"Bajingan !!! Kenapa kau menyilangkan kudamu di depanku." Kata Sura Gentho marah.
"Agar kisanak tidak lagi mengejar gadis itu." Jawab pemuda itu sambil melepas kudanya.
"Apa urusanmu ? Kau bukan sanak kadang kami, kenapa peduli ?" Tanya Sura Gentho.

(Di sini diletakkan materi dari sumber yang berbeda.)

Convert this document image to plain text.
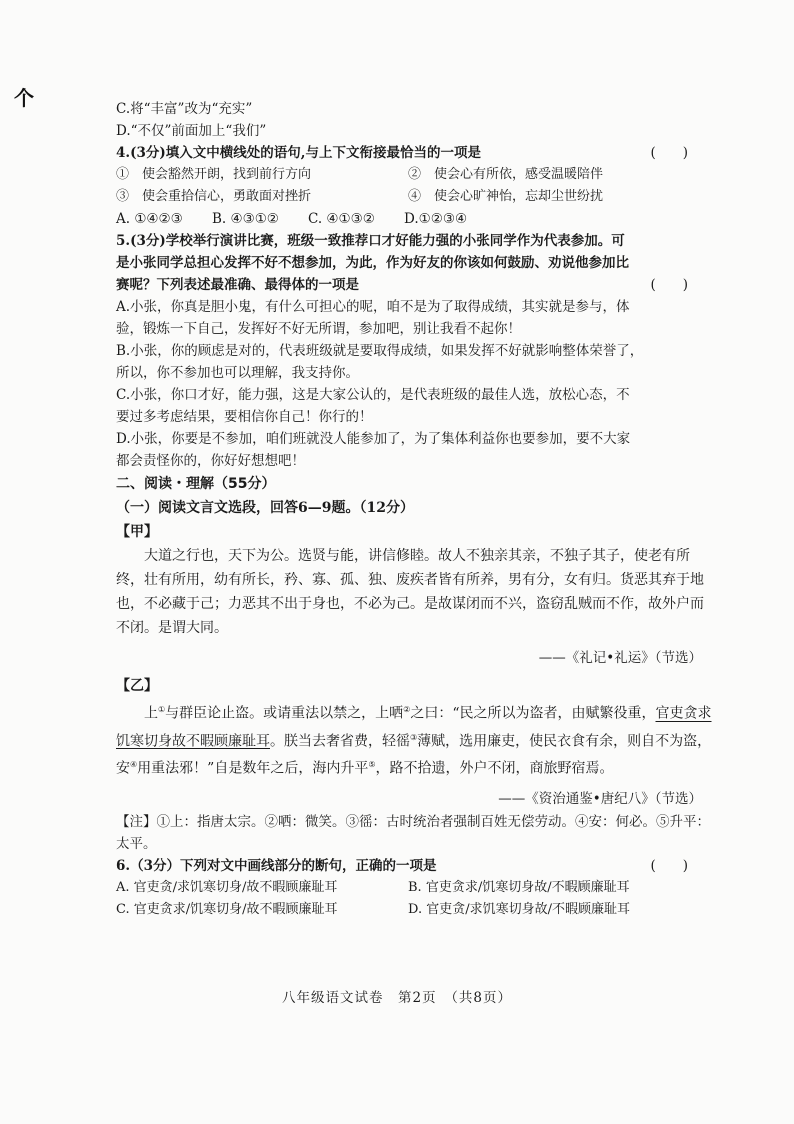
个	C.将“丰富”改为“充实”
D.“不仅”前面加上“我们”
4.(3分)填入文中横线处的语句,与上下文衔接最恰当的一项是	(　　)
①　使会豁然开朗，找到前行方向	②　使会心有所依，感受温暖陪伴
③　使会重拾信心，勇敢面对挫折	④　使会心旷神怡，忘却尘世纷扰
A. ①④②③	B. ④③①②	C. ④①③②	D.①②③④
5.(3分)学校举行演讲比赛，班级一致推荐口才好能力强的小张同学作为代表参加。可
是小张同学总担心发挥不好不想参加，为此，作为好友的你该如何鼓励、劝说他参加比
赛呢？下列表述最准确、最得体的一项是	(　　)
A.小张，你真是胆小鬼，有什么可担心的呢，咱不是为了取得成绩，其实就是参与，体
验，锻炼一下自己，发挥好不好无所谓，参加吧，别让我看不起你！
B.小张，你的顾虑是对的，代表班级就是要取得成绩，如果发挥不好就影响整体荣誉了，
所以，你不参加也可以理解，我支持你。
C.小张，你口才好，能力强，这是大家公认的，是代表班级的最佳人选，放松心态，不
要过多考虑结果，要相信你自己！你行的！
D.小张，你要是不参加，咱们班就没人能参加了，为了集体利益你也要参加，要不大家
都会责怪你的，你好好想想吧！
二、阅读・理解（55分）
（一）阅读文言文选段，回答6—9题。（12分）
【甲】
大道之行也，天下为公。选贤与能，讲信修睦。故人不独亲其亲，不独子其子，使老有所终，壮有所用，幼有所长，矜、寡、孤、独、废疾者皆有所养，男有分，女有归。货恶其弃于地也，不必藏于己；力恶其不出于身也，不必为己。是故谋闭而不兴，盗窃乱贼而不作，故外户而不闭。是谓大同。
——《礼记•礼运》（节选）
【乙】
上①与群臣论止盗。或请重法以禁之，上哂②之曰：“民之所以为盗者，由赋繁役重，官吏贪求饥寒切身故不暇顾廉耻耳。朕当去奢省费，轻徭③薄赋，选用廉吏，使民衣食有余，则自不为盗，安④用重法邪！”自是数年之后，海内升平⑤，路不拾遗，外户不闭，商旅野宿焉。
——《资治通鉴•唐纪八》（节选）
【注】①上：指唐太宗。②哂：微笑。③徭：古时统治者强制百姓无偿劳动。④安：何必。⑤升平：太平。
6.（3分）下列对文中画线部分的断句，正确的一项是	(　　)
A. 官吏贪/求饥寒切身/故不暇顾廉耻耳	B. 官吏贪求/饥寒切身故/不暇顾廉耻耳
C. 官吏贪求/饥寒切身/故不暇顾廉耻耳	D. 官吏贪/求饥寒切身故/不暇顾廉耻耳
八年级语文试卷　第2页　（共8页）
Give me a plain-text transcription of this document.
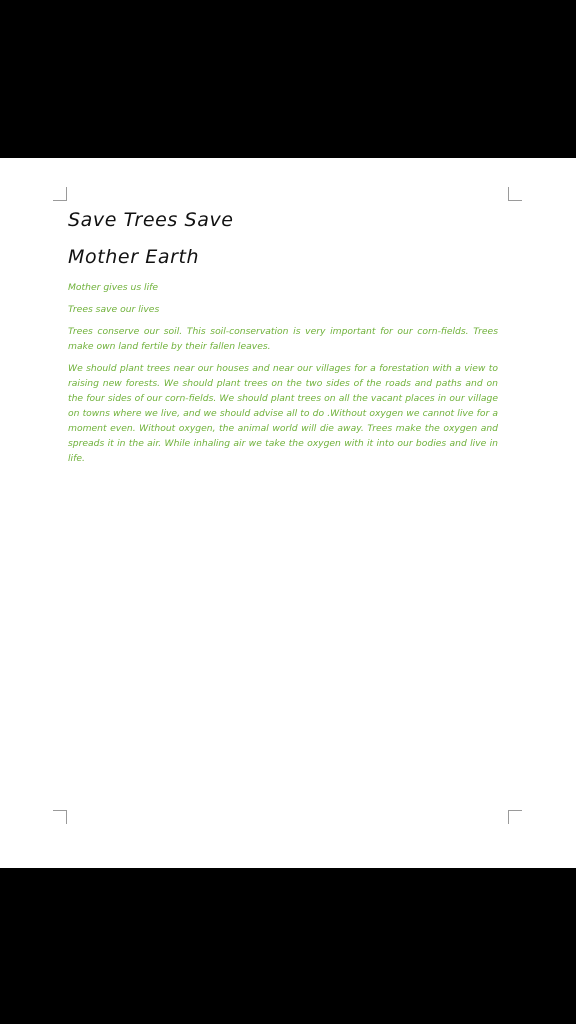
Save Trees Save
Mother Earth

Mother gives us life

Trees save our lives

Trees conserve our soil. This soil-conservation is very important for our corn-fields. Trees make own land fertile by their fallen leaves.

We should plant trees near our houses and near our villages for a forestation with a view to raising new forests. We should plant trees on the two sides of the roads and paths and on the four sides of our corn-fields. We should plant trees on all the vacant places in our village on towns where we live, and we should advise all to do .Without oxygen we cannot live for a moment even. Without oxygen, the animal world will die away. Trees make the oxygen and spreads it in the air. While inhaling air we take the oxygen with it into our bodies and live in life.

"Peristiwa ini bisa menjadi urusan setiap orang yang masih waras otaknya." Jawab pemuda itu.
Pertengkaran adu mulut terus terjadi. Pemuda itu dengan beraninya menghadang, setiap saat Sura Gentho hendak mengejar Cempluk lagi. Akhirnya terjadilah sebuah perkelahian di jalan dekat gapura masuk desa Ngampal.
Cempluk berhenti mendengar teriakan-teriakan dua orang yang berbantah. Ia menoleh, matanya melihat sebuah pemandangan yang menakutkan. Sura Gentho tengah melancarkan serangan-serangan yang dahsyat kepada pemuda yang mengganggunya.
Cempluk tak ingin berlama-lama menyaksikan perkelahian itu. Ia tak mau keselamatannya terancam jika Sura Gentho memenangkan perkelahian. Iapun berlari lagi melanjutkan langkahnya untuk pulang.
****
Ki Ageng Sura Menggala terkejut anaknya berlari dengan tergesa-gesa masuk halaman. Ia segera bangkit dari duduknya di atas tanah di sisi pintu depan rumahnya. Waktu istirahatnya untuk mengeringkan keringat terganggu melihat Cempluk yang nampak ketakutan.
"Kenapa kau lari-lari seperti dikejar setan, nduk. Keringatmu deras, tubuhmu basah kuyub. Wajahmu juga pucat." Kata Ki Ageng.
"Bapa, hah hah hah. Kakang Sura Gentho bapa, hah hah." Katanya tersendat-sendat di tengah nafasnya yang masih terengah-engah. Berulang kali ia menelan ludahnya karena kehausan.